April 28, 2026

Holy Nine Martyrs of Kyzikos in the Hymnography of the Orthodox Church


By Fr. George Dorbarakis

These most divine martyrs, who were gathered from various places and came to Kyzikos, put the ruler to shame by the courage of their mind and rejected with abhorrence the delusion of the idols. For this they were subjected to various tortures, without of course being persuaded to change. On the contrary: they offered themselves as a living sacrifice to the true God, whereupon they were put to death by the sword.

The Holy Nine Martyrs who contended in Kyzikos depict the nine immaterial ranks of the angels. This means: just as the angels unceasingly glorify the Triune God, always being ready in obedience to His all-holy will, in the same way these also: while they lived in this life, they obeyed the will of the Lord, and indeed they offered even their very life for His sake; therefore they were granted by Him to glorify Him together with the angels unceasingly in heaven. The Verses of the Synaxarion of the Saints, as well as many troparia from the odes, present this truth. 

“An image of the nine immaterial angelic ranks, are the nine men whose heads were cut off.” 

“By divine laws, being strengthened by the might of the Spirit, you cast down the counsels and the snares of the lawless; and having struggled lawfully, you attained glory.” (Ode 3).

Saint Joseph the Hymnographer, from the beginning, emphasizes what our Church, based on the holy word of the Lord, continually proclaims: no one receives the crown from God unless he struggles lawfully, that is, according to the will of God. “No athlete is crowned unless he competes lawfully” (Apostle Paul). Whatever a person does, whatever course of life he chooses to follow, he will never have a real relationship with God if he sets aside His holy commandments. “Walk by means of the commandments” is the constant exhortation of our Holy Fathers and of our Church, which means to walk in Christ. “Walk in Him” (Apostle John).

The Holy Hymnographer, beyond the above truth which constitutes the essence of the holiness of the nine martyrs — and of all the saints — dwells also on something that is a proof of the right course of life of the nine: their unity. The Saints, although nine in number and indeed coming from different regions, had one soul and one heart. What the Evangelist Luke notes for the first community of Jerusalem in the Acts of the Apostles — that is, that the Christians “had all things in common, because they all had one heart and one mind” — what our Church prays for, following the command of her Head, Jesus Christ, “that they all may be one,” this exactly we see in the nine heroes of the faith today. They may have been nine bodies, but one was their mind, because of their common faith and love for Christ. And from this point of view, wherever there is division and enmity and hatred, even if the same faith is confessed, Christ is not present there. 

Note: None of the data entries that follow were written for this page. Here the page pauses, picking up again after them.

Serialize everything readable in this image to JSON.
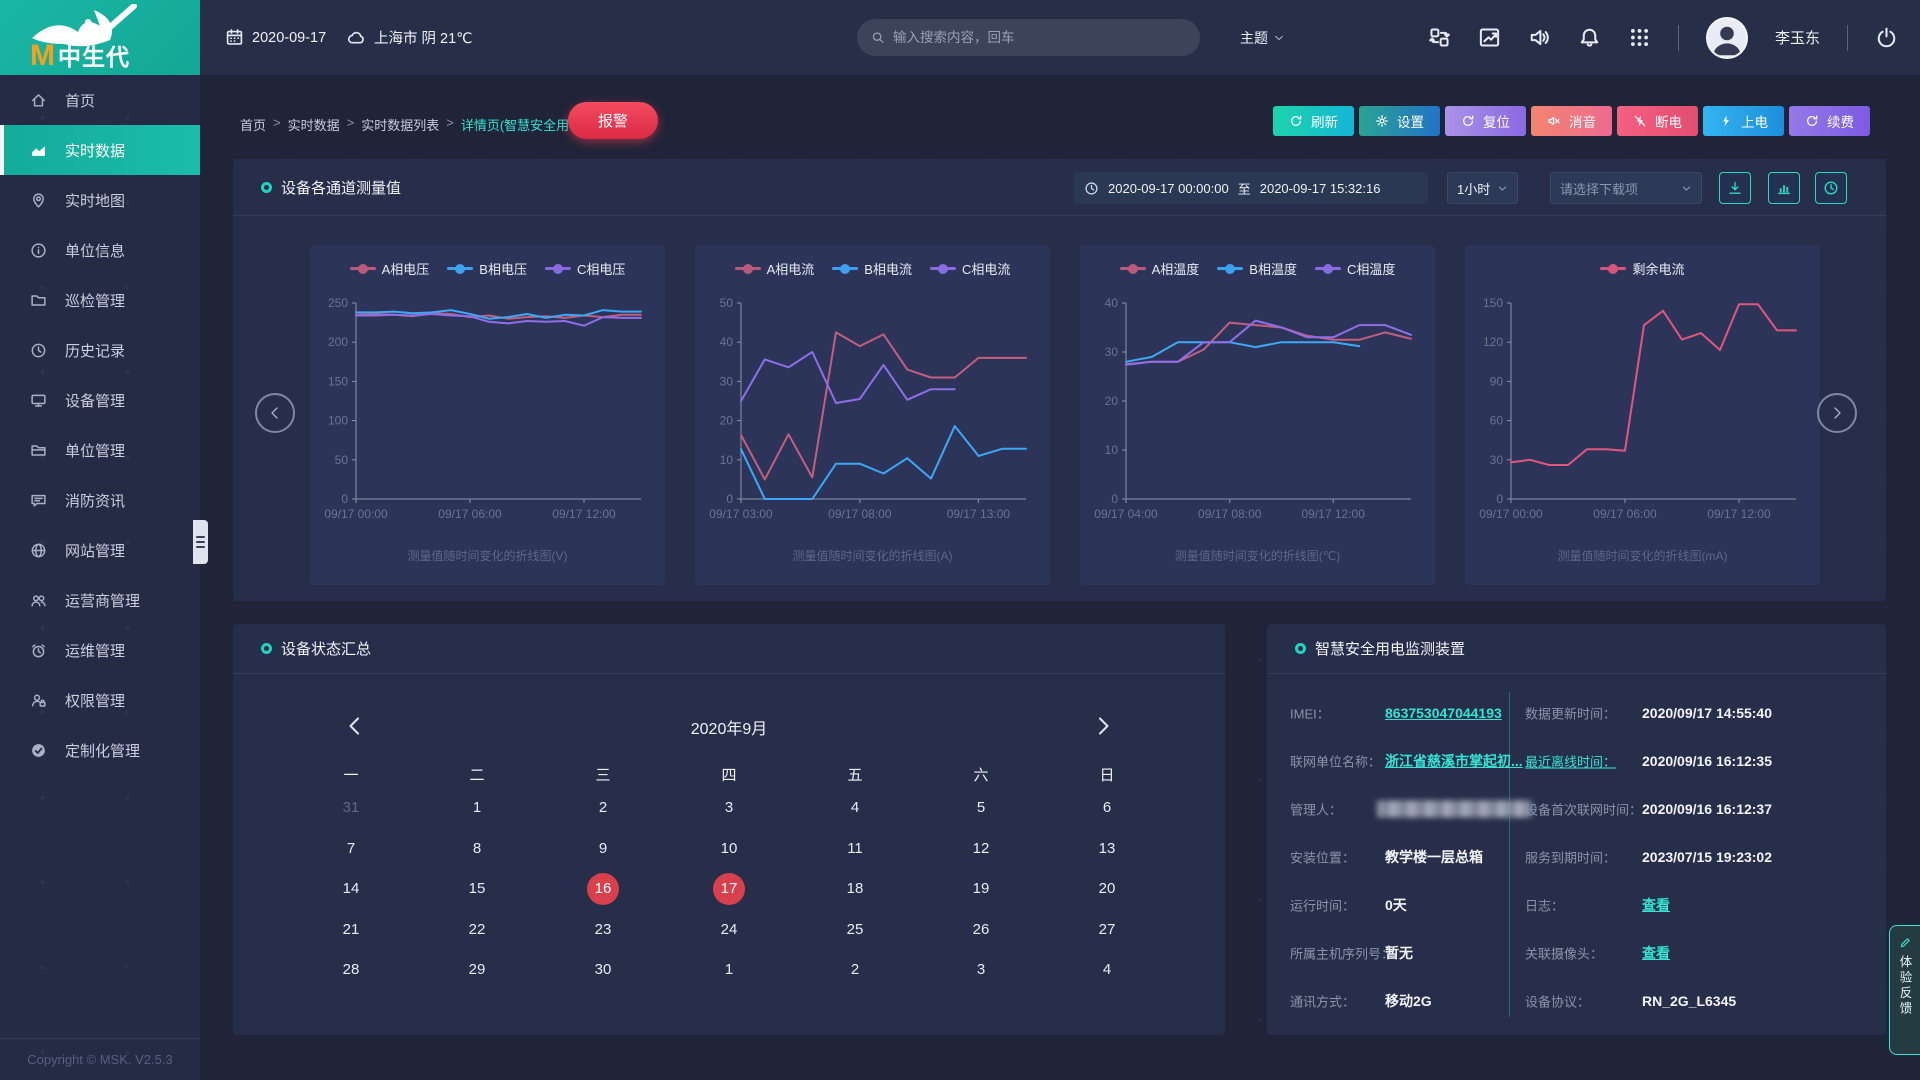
{
  "colors": {
    "accent": "#1fc0ad",
    "link": "#35e3d2",
    "alarm_red": "#e8354e",
    "calendar_highlight": "#d8404d"
  },
  "header": {
    "brand_m": "M",
    "brand_name": "中生代",
    "date": "2020-09-17",
    "weather": "上海市 阴 21℃",
    "search_placeholder": "输入搜索内容，回车",
    "theme_label": "主题",
    "user_name": "李玉东",
    "icon_buttons": [
      "swap",
      "trend",
      "speaker",
      "bell",
      "grid"
    ]
  },
  "sidebar": {
    "items": [
      {
        "label": "首页",
        "icon": "home"
      },
      {
        "label": "实时数据",
        "icon": "chart-area",
        "active": true
      },
      {
        "label": "实时地图",
        "icon": "map-pin"
      },
      {
        "label": "单位信息",
        "icon": "info"
      },
      {
        "label": "巡检管理",
        "icon": "folder"
      },
      {
        "label": "历史记录",
        "icon": "clock"
      },
      {
        "label": "设备管理",
        "icon": "monitor"
      },
      {
        "label": "单位管理",
        "icon": "folder-open"
      },
      {
        "label": "消防资讯",
        "icon": "chat"
      },
      {
        "label": "网站管理",
        "icon": "globe"
      },
      {
        "label": "运营商管理",
        "icon": "users"
      },
      {
        "label": "运维管理",
        "icon": "alarm-clock"
      },
      {
        "label": "权限管理",
        "icon": "user-lock"
      },
      {
        "label": "定制化管理",
        "icon": "tag"
      }
    ],
    "copyright": "Copyright © MSK. V2.5.3"
  },
  "breadcrumb": {
    "items": [
      "首页",
      "实时数据",
      "实时数据列表"
    ],
    "current": "详情页(智慧安全用电监测装置)",
    "alarm_label": "报警"
  },
  "toolbar": [
    {
      "label": "刷新",
      "icon": "refresh",
      "g1": "#1dd3ab",
      "g2": "#14b6d6"
    },
    {
      "label": "设置",
      "icon": "gear",
      "g1": "#2aa392",
      "g2": "#2273c8"
    },
    {
      "label": "复位",
      "icon": "refresh",
      "g1": "#ab92e8",
      "g2": "#8a68e0"
    },
    {
      "label": "消音",
      "icon": "speaker-mute",
      "g1": "#f28570",
      "g2": "#ee6a90"
    },
    {
      "label": "断电",
      "icon": "lightning-off",
      "g1": "#f4607f",
      "g2": "#e14e72"
    },
    {
      "label": "上电",
      "icon": "lightning",
      "g1": "#33b4f0",
      "g2": "#1e8edc"
    },
    {
      "label": "续费",
      "icon": "refresh",
      "g1": "#9678e8",
      "g2": "#7d5ae2"
    }
  ],
  "charts_panel": {
    "title": "设备各通道测量值",
    "time_start": "2020-09-17 00:00:00",
    "time_separator": "至",
    "time_end": "2020-09-17 15:32:16",
    "interval": "1小时",
    "download_placeholder": "请选择下载项",
    "mini_buttons": [
      "download",
      "bars",
      "clock"
    ]
  },
  "chart_data": [
    {
      "type": "line",
      "title": "测量值随时间变化的折线图(V)",
      "unit": "V",
      "ylim": [
        0,
        250
      ],
      "yticks": [
        0,
        50,
        100,
        150,
        200,
        250
      ],
      "x_labels": [
        {
          "text": "09/17 00:00",
          "pos": 0
        },
        {
          "text": "09/17 06:00",
          "pos": 0.4
        },
        {
          "text": "09/17 12:00",
          "pos": 0.8
        }
      ],
      "series": [
        {
          "name": "A相电压",
          "color": "#c25e7e",
          "values": [
            235,
            236,
            235,
            233,
            237,
            236,
            232,
            234,
            230,
            232,
            233,
            231,
            234,
            232,
            235,
            235
          ]
        },
        {
          "name": "B相电压",
          "color": "#3da8f5",
          "values": [
            238,
            238,
            239,
            237,
            238,
            241,
            236,
            230,
            232,
            236,
            231,
            235,
            234,
            241,
            239,
            239
          ]
        },
        {
          "name": "C相电压",
          "color": "#8d6fe8",
          "values": [
            234,
            234,
            235,
            234,
            236,
            234,
            233,
            226,
            224,
            227,
            226,
            227,
            221,
            232,
            231,
            231
          ]
        }
      ]
    },
    {
      "type": "line",
      "title": "测量值随时间变化的折线图(A)",
      "unit": "A",
      "ylim": [
        0,
        50
      ],
      "yticks": [
        0,
        10,
        20,
        30,
        40,
        50
      ],
      "x_labels": [
        {
          "text": "09/17 03:00",
          "pos": 0
        },
        {
          "text": "09/17 08:00",
          "pos": 0.417
        },
        {
          "text": "09/17 13:00",
          "pos": 0.833
        }
      ],
      "series": [
        {
          "name": "A相电流",
          "color": "#c25e7e",
          "values": [
            16.3,
            5,
            16.5,
            5.5,
            42.5,
            39,
            42,
            33,
            31,
            31,
            36,
            36,
            36
          ]
        },
        {
          "name": "B相电流",
          "color": "#3da8f5",
          "values": [
            12.7,
            0,
            0,
            0,
            9,
            9,
            6.5,
            10.4,
            5.2,
            18.6,
            11,
            12.8,
            12.8
          ]
        },
        {
          "name": "C相电流",
          "color": "#8d6fe8",
          "values": [
            25,
            35.6,
            33.6,
            37.5,
            24.5,
            25.5,
            34.2,
            25.3,
            28,
            28
          ]
        }
      ]
    },
    {
      "type": "line",
      "title": "测量值随时间变化的折线图(℃)",
      "unit": "℃",
      "ylim": [
        0,
        40
      ],
      "yticks": [
        0,
        10,
        20,
        30,
        40
      ],
      "x_labels": [
        {
          "text": "09/17 04:00",
          "pos": 0
        },
        {
          "text": "09/17 08:00",
          "pos": 0.364
        },
        {
          "text": "09/17 12:00",
          "pos": 0.727
        }
      ],
      "series": [
        {
          "name": "A相温度",
          "color": "#c25e7e",
          "values": [
            27.5,
            28,
            28,
            30.5,
            36,
            35.5,
            35,
            33.3,
            32.5,
            32.5,
            34,
            32.7
          ]
        },
        {
          "name": "B相温度",
          "color": "#3da8f5",
          "values": [
            28,
            29,
            32,
            32,
            32,
            31,
            32,
            32,
            32,
            31.2
          ]
        },
        {
          "name": "C相温度",
          "color": "#8d6fe8",
          "values": [
            27.4,
            28,
            28,
            32,
            32,
            36.4,
            35,
            33,
            33,
            35.5,
            35.5,
            33.5
          ]
        }
      ]
    },
    {
      "type": "line",
      "title": "测量值随时间变化的折线图(mA)",
      "unit": "mA",
      "ylim": [
        0,
        150
      ],
      "yticks": [
        0,
        30,
        60,
        90,
        120,
        150
      ],
      "x_labels": [
        {
          "text": "09/17 00:00",
          "pos": 0
        },
        {
          "text": "09/17 06:00",
          "pos": 0.4
        },
        {
          "text": "09/17 12:00",
          "pos": 0.8
        }
      ],
      "series": [
        {
          "name": "剩余电流",
          "color": "#e0577c",
          "values": [
            28,
            30,
            26,
            26,
            38,
            38,
            37,
            133,
            144,
            122,
            127,
            114,
            149,
            149,
            129,
            129
          ]
        }
      ]
    }
  ],
  "status_panel": {
    "title": "设备状态汇总",
    "calendar": {
      "month": "2020年9月",
      "weekdays": [
        "一",
        "二",
        "三",
        "四",
        "五",
        "六",
        "日"
      ],
      "weeks": [
        [
          {
            "d": "31",
            "muted": true
          },
          {
            "d": "1"
          },
          {
            "d": "2"
          },
          {
            "d": "3"
          },
          {
            "d": "4"
          },
          {
            "d": "5"
          },
          {
            "d": "6"
          }
        ],
        [
          {
            "d": "7"
          },
          {
            "d": "8"
          },
          {
            "d": "9"
          },
          {
            "d": "10"
          },
          {
            "d": "11"
          },
          {
            "d": "12"
          },
          {
            "d": "13"
          }
        ],
        [
          {
            "d": "14"
          },
          {
            "d": "15"
          },
          {
            "d": "16",
            "highlight": true
          },
          {
            "d": "17",
            "highlight": true
          },
          {
            "d": "18"
          },
          {
            "d": "19"
          },
          {
            "d": "20"
          }
        ],
        [
          {
            "d": "21"
          },
          {
            "d": "22"
          },
          {
            "d": "23"
          },
          {
            "d": "24"
          },
          {
            "d": "25"
          },
          {
            "d": "26"
          },
          {
            "d": "27"
          }
        ],
        [
          {
            "d": "28"
          },
          {
            "d": "29"
          },
          {
            "d": "30"
          },
          {
            "d": "1"
          },
          {
            "d": "2"
          },
          {
            "d": "3"
          },
          {
            "d": "4"
          }
        ]
      ]
    }
  },
  "device_panel": {
    "title": "智慧安全用电监测装置",
    "rows": [
      {
        "l_label": "IMEI：",
        "l_value": "863753047044193",
        "l_type": "link",
        "r_label": "数据更新时间：",
        "r_value": "2020/09/17 14:55:40"
      },
      {
        "l_label": "联网单位名称：",
        "l_value": "浙江省慈溪市掌起初...",
        "l_type": "link",
        "r_label": "最近离线时间：",
        "r_label_link": true,
        "r_value": "2020/09/16 16:12:35"
      },
      {
        "l_label": "管理人：",
        "l_value": "",
        "l_type": "redacted",
        "r_label": "设备首次联网时间：",
        "r_value": "2020/09/16 16:12:37"
      },
      {
        "l_label": "安装位置：",
        "l_value": "教学楼一层总箱",
        "r_label": "服务到期时间：",
        "r_value": "2023/07/15 19:23:02"
      },
      {
        "l_label": "运行时间：",
        "l_value": "0天",
        "r_label": "日志：",
        "r_value": "查看",
        "r_type": "link"
      },
      {
        "l_label": "所属主机序列号：",
        "l_value": "暂无",
        "r_label": "关联摄像头：",
        "r_value": "查看",
        "r_type": "link"
      },
      {
        "l_label": "通讯方式：",
        "l_value": "移动2G",
        "r_label": "设备协议：",
        "r_value": "RN_2G_L6345"
      }
    ]
  },
  "feedback_label": "体验反馈"
}
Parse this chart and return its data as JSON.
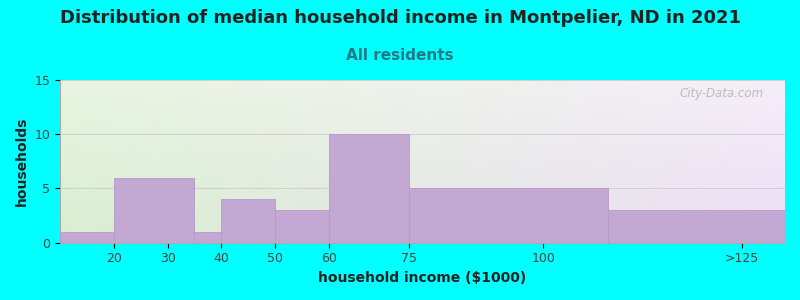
{
  "title": "Distribution of median household income in Montpelier, ND in 2021",
  "subtitle": "All residents",
  "xlabel": "household income ($1000)",
  "ylabel": "households",
  "background_color": "#00FFFF",
  "bar_color": "#C4A8D4",
  "bar_edge_color": "#B899C8",
  "ylim": [
    0,
    15
  ],
  "yticks": [
    0,
    5,
    10,
    15
  ],
  "title_fontsize": 13,
  "subtitle_fontsize": 11,
  "subtitle_color": "#227788",
  "title_color": "#222222",
  "axis_label_fontsize": 10,
  "tick_label_fontsize": 9,
  "tick_label_color": "#444444",
  "watermark": "City-Data.com",
  "watermark_color": "#aaaaaa",
  "plot_bg_top_left": "#e8f5e0",
  "plot_bg_top_right": "#f5eef8",
  "plot_bg_bottom_left": "#d8eed0",
  "plot_bg_bottom_right": "#ecddf5",
  "grid_color": "#cccccc",
  "bar_left_edges": [
    10,
    20,
    35,
    40,
    50,
    60,
    75,
    112
  ],
  "bar_right_edges": [
    20,
    35,
    40,
    50,
    60,
    75,
    112,
    145
  ],
  "bar_values": [
    1,
    6,
    1,
    4,
    3,
    10,
    5,
    3
  ],
  "xtick_positions": [
    20,
    30,
    40,
    50,
    60,
    75,
    100,
    137
  ],
  "xtick_labels": [
    "20",
    "30",
    "40",
    "50",
    "60",
    "75",
    "100",
    ">125"
  ],
  "xlim": [
    10,
    145
  ]
}
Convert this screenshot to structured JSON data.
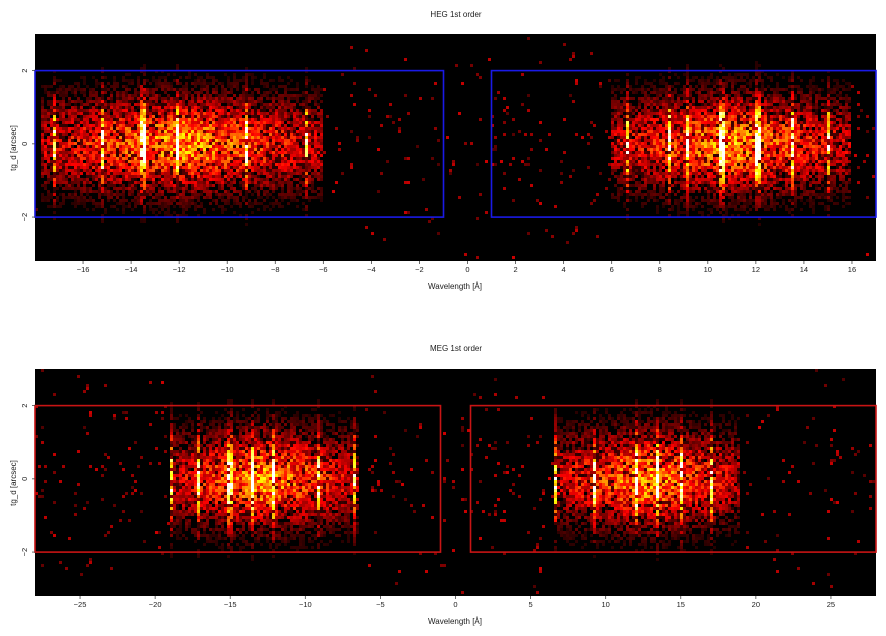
{
  "chart_data": [
    {
      "type": "heatmap",
      "title": "HEG 1st order",
      "xlabel": "Wavelength [Å]",
      "ylabel": "tg_d [arcsec]",
      "xlim": [
        -18.0,
        17.0
      ],
      "ylim": [
        -3.2,
        3.0
      ],
      "x_ticks": [
        -16,
        -14,
        -12,
        -10,
        -8,
        -6,
        -4,
        -2,
        0,
        2,
        4,
        6,
        8,
        10,
        12,
        14,
        16
      ],
      "x_tick_labels": [
        "−16",
        "−14",
        "−12",
        "−10",
        "−8",
        "−6",
        "−4",
        "−2",
        "0",
        "2",
        "4",
        "6",
        "8",
        "10",
        "12",
        "14",
        "16"
      ],
      "y_ticks": [
        -2,
        0,
        2
      ],
      "y_tick_labels": [
        "−2",
        "0",
        "2"
      ],
      "colormap": "hot",
      "background": "#000000",
      "extraction_regions": [
        {
          "x_min": -18.0,
          "x_max": -1.0,
          "y_min": -2.0,
          "y_max": 2.0
        },
        {
          "x_min": 1.0,
          "x_max": 17.0,
          "y_min": -2.0,
          "y_max": 2.0
        }
      ],
      "region_color": "#1a1ae6",
      "emission_bands": [
        {
          "x_min": -17.8,
          "x_max": -6.0
        },
        {
          "x_min": 6.0,
          "x_max": 16.0
        }
      ],
      "bright_lines": [
        -17.2,
        -15.2,
        -13.5,
        -12.1,
        -9.2,
        -6.7,
        6.7,
        8.4,
        9.2,
        10.6,
        12.1,
        13.5,
        15.0
      ]
    },
    {
      "type": "heatmap",
      "title": "MEG 1st order",
      "xlabel": "Wavelength [Å]",
      "ylabel": "tg_d [arcsec]",
      "xlim": [
        -28.0,
        28.0
      ],
      "ylim": [
        -3.2,
        3.0
      ],
      "x_ticks": [
        -25,
        -20,
        -15,
        -10,
        -5,
        0,
        5,
        10,
        15,
        20,
        25
      ],
      "x_tick_labels": [
        "−25",
        "−20",
        "−15",
        "−10",
        "−5",
        "0",
        "5",
        "10",
        "15",
        "20",
        "25"
      ],
      "y_ticks": [
        -2,
        0,
        2
      ],
      "y_tick_labels": [
        "−2",
        "0",
        "2"
      ],
      "colormap": "hot",
      "background": "#000000",
      "extraction_regions": [
        {
          "x_min": -28.0,
          "x_max": -1.0,
          "y_min": -2.0,
          "y_max": 2.0
        },
        {
          "x_min": 1.0,
          "x_max": 28.0,
          "y_min": -2.0,
          "y_max": 2.0
        }
      ],
      "region_color": "#c81414",
      "emission_bands": [
        {
          "x_min": -19.0,
          "x_max": -6.5
        },
        {
          "x_min": 6.5,
          "x_max": 19.0
        }
      ],
      "bright_lines": [
        -19.0,
        -17.1,
        -15.0,
        -13.5,
        -12.1,
        -9.2,
        -6.7,
        6.7,
        9.2,
        12.1,
        13.5,
        15.0,
        17.1,
        19.0
      ]
    }
  ]
}
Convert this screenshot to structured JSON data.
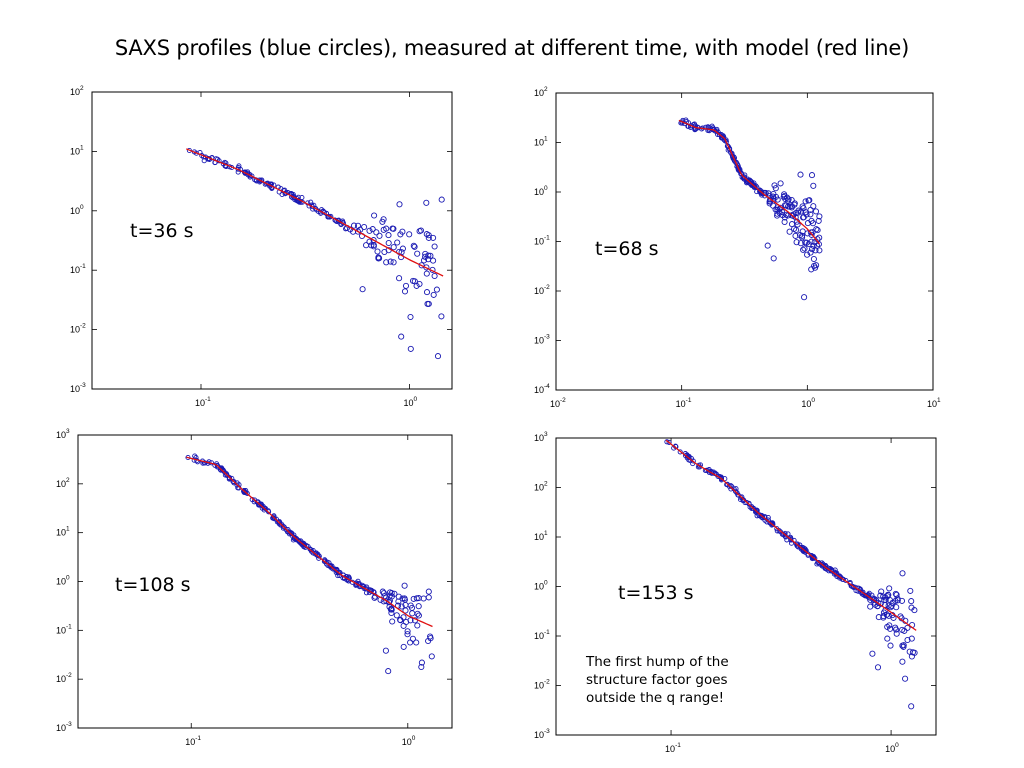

“Having one mind in your different bodies, you together received the crown of martyrdom, O martyrs” (Ode 4). 

And elsewhere: 

“Six youths together with three others, having acquired one mind in many bodies, quenched the furnace of delusion, being piously refreshed by the dew of the divine Spirit” (Ode 7).

This unity in faith and love, a manifestation of the presence of Christ in their life, culminating also in their common martyrdom, made them, according to the Hymnographer, act in the world on the one hand as rain that refreshes the faithful, and on the other as a force of dryness for the delusion of atheism. In other words, the greatest offering of a believer, in order to help his fellow men find the way of living faith and to strike a decisive blow against demonic and corrupting atheism, which dries up life, is to live himself in Christ, ready even to sacrifice his life for his faith. Saint Joseph also guides us in this: 

“Mystical clouds, raining upon the faithful with the showers of your blood, you were shown to be, O wise and most admirable athletes, and drying up the delusion of atheism by grace; therefore we bless you” (Ode 1). 

“With the streams of your revered blood you truly dried up the sea of idolatrous deceit, and you watered the Church of Christ, O martyrs, God-minded ones” (Ode 6).